The Beatles tape (which includes “Twist and Shout,” “She’s a Woman,” “I Feel Fine,” “Dizzy Miss Lizzy,” “Ticket to Ride,” “Everybody’s Trying to Be My Baby,” “Can’t Buy Me Love,” “Baby’s in Black,” “I Wanna Be Your Man,” “A Hard Day’s Night,” “Help!” and “I’m Down”) and the second tape (including Brenda Holloway, Cannibal & the Headhunters and King Curtis), came into Hemmingsen’s possession in 2010, when they were thrown in as a bonus when he bought video of silent 1964 concert footage.

“I knew it was from Maple Leaf Gardens and I knew it was recorded in 1965,” he recalled, “but that’s all I knew.”

Six months later, he purchased a reel-to-reel tape recorder to listen to the contents, only to be shocked by what he heard.

“Out of the nine concerts the Beatles played in Canada, it’s the only one that was recorded that way.”
The fact that this recording exists outside the normal Beatles business channels is something of a mystery. Brian Epstein, the Beatles’ manager at the time, was a shrewd individual who accompanied his charges to Toronto for the first time that year (they had previously played Canada in 1964), and usually exercised full control.
Somehow, this got missed.
“The way the Gardens was set up, as I’ve been told, is that all of this equipment was set up behind the scenes,” Hemmingsen said. “I’m pretty sure (Epstein) was unaware that this recording was being made.”
Hemmingsen said he sat on the tapes for so long because he figured there had to be another copy of the Gardens show out in the world. Now he feels differently.
“I’m pretty sure this is the only one,” he said.
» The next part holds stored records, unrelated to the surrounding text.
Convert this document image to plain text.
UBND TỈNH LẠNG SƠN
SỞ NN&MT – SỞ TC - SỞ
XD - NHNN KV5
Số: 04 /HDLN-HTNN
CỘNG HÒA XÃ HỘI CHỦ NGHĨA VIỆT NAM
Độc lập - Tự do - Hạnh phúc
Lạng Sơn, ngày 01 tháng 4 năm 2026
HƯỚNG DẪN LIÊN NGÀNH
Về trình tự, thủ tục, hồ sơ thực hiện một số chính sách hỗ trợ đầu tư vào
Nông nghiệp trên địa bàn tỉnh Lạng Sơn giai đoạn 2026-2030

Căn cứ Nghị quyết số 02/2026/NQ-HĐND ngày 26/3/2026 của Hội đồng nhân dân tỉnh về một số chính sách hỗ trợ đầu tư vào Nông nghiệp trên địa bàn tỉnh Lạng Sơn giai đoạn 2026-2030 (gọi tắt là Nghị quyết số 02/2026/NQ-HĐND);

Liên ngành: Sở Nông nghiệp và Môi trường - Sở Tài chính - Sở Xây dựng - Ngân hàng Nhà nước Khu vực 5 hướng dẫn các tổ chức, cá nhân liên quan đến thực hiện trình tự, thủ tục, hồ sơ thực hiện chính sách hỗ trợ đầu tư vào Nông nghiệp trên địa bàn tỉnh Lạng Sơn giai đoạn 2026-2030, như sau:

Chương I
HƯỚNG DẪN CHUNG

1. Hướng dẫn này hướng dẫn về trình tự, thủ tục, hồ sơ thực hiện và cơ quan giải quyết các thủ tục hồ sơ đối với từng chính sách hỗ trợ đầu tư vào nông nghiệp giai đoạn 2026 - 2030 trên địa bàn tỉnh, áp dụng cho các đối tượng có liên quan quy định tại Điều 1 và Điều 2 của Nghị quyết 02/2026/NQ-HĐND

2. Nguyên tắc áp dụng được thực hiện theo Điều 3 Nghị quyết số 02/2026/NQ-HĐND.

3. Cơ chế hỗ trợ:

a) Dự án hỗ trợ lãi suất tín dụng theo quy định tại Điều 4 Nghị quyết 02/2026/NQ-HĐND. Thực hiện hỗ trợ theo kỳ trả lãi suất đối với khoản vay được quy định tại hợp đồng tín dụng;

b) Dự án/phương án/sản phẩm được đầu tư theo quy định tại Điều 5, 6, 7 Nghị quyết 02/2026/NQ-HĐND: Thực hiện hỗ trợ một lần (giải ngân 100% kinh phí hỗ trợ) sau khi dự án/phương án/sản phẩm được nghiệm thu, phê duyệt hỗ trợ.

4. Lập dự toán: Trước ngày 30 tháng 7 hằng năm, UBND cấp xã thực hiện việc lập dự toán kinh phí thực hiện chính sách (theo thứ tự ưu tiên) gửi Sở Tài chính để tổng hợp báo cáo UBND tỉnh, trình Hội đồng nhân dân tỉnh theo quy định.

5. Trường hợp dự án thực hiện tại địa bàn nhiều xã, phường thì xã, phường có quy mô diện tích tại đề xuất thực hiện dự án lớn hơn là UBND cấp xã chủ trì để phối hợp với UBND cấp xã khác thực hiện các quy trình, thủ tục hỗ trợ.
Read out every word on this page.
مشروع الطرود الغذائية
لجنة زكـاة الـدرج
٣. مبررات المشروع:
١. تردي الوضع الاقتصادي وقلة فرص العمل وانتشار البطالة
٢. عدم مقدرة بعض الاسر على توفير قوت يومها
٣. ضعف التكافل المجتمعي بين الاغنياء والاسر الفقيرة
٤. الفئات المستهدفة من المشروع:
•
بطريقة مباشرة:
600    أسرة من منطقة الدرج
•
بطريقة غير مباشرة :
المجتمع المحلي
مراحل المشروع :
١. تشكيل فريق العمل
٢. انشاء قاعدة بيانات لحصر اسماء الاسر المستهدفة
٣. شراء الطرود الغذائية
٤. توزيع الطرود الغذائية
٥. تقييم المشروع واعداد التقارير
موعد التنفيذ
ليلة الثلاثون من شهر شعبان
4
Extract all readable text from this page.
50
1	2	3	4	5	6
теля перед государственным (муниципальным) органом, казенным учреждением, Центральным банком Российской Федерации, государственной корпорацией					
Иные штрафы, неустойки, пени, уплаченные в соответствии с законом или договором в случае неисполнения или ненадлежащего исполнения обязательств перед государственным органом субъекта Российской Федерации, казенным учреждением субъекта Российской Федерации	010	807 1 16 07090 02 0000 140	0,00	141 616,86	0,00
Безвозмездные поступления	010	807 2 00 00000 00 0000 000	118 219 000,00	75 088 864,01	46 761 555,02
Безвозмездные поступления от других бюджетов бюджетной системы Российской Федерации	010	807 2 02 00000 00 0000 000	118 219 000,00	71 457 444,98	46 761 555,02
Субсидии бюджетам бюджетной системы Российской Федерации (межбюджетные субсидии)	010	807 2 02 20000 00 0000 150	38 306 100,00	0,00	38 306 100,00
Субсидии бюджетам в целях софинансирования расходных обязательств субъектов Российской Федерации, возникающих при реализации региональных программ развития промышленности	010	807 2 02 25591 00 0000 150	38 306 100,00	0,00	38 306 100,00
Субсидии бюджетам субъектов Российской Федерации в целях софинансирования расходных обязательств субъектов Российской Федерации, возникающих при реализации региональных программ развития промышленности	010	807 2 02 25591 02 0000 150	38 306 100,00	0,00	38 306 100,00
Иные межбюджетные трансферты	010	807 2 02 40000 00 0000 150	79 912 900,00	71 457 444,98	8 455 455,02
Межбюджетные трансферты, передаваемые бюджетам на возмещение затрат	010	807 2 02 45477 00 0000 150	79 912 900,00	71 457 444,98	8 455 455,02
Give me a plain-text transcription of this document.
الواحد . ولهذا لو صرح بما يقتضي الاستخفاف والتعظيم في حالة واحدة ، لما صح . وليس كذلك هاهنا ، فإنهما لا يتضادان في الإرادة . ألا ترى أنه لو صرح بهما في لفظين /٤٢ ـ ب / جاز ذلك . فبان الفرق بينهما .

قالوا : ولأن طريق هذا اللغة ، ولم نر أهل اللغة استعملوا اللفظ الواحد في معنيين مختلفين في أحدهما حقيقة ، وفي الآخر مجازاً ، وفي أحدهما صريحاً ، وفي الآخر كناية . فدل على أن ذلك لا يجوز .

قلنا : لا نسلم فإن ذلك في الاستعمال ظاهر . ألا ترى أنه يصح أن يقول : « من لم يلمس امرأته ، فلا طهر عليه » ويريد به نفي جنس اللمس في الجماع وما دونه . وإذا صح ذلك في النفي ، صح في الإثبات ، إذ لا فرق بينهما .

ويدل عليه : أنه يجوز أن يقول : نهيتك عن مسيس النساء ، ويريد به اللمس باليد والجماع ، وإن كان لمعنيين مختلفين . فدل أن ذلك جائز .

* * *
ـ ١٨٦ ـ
His reputation as a Beatles expert prompted EMI to enlist him for archival research during the ‘90s.

When he retired in 2009, Hemmingsen decided to devote most of his time to researching the Canadian aspect of the band’s success.

In 2016, he published “The Beatles in Canada: The Origins of Beatlemania,” a comprehensive 476-page reference work that covers the band’s 1963-64 introduction to Canadian audiences, largely facilitated by Paul White, the Capitol Records Canada A&R executive who released Beatles albums here at least a year before the band broke in the U.S.

One of the chief reasons Hemmingsen wants to sell the Beatles concert tapes is to finance the printing of the second volume of “The Beatles in Canada,” subtitled “The Evolution 1964-1970,” which will be published in 2025.

“It covers everything: media coverage, TV appearances, radio specials, charts, the launch of ‘Sgt. Pepper’ and the bed-ins and the Peace Festival,” Hemmingsen said. “It includes all the sales figures.”

In the 61 years since the Beatles first landed in Canadian record stores, the band’s popularity has hardly waned: Apple Corps generated more than $33 million in 2019 alone; in November Universal Music will release an eight-LP box set of the band’s 1964 albums in monophonic sound; and the National Music Centre in Calgary has an exhibit running until Jan. 5 called “From Me to You: The Beatles in Canada 1964-1966” that was curated by Hemmingsen.

As for this newly validated Beatles live recording, Hemmingsen said he’ll be reaching out to Apple Corps again to see if there’s interest.
If Apple passes, then whoever purchases the master recording won’t be able to distribute or reproduce it without the company’s permission.
“This is an artifact and it’s historical,” Hemmingsen said.
And although he’s hoping for a big payout, he said listening to the high quality of the concert recording was already a huge reward.
“It’s made everything I’ve done over the years worth it.”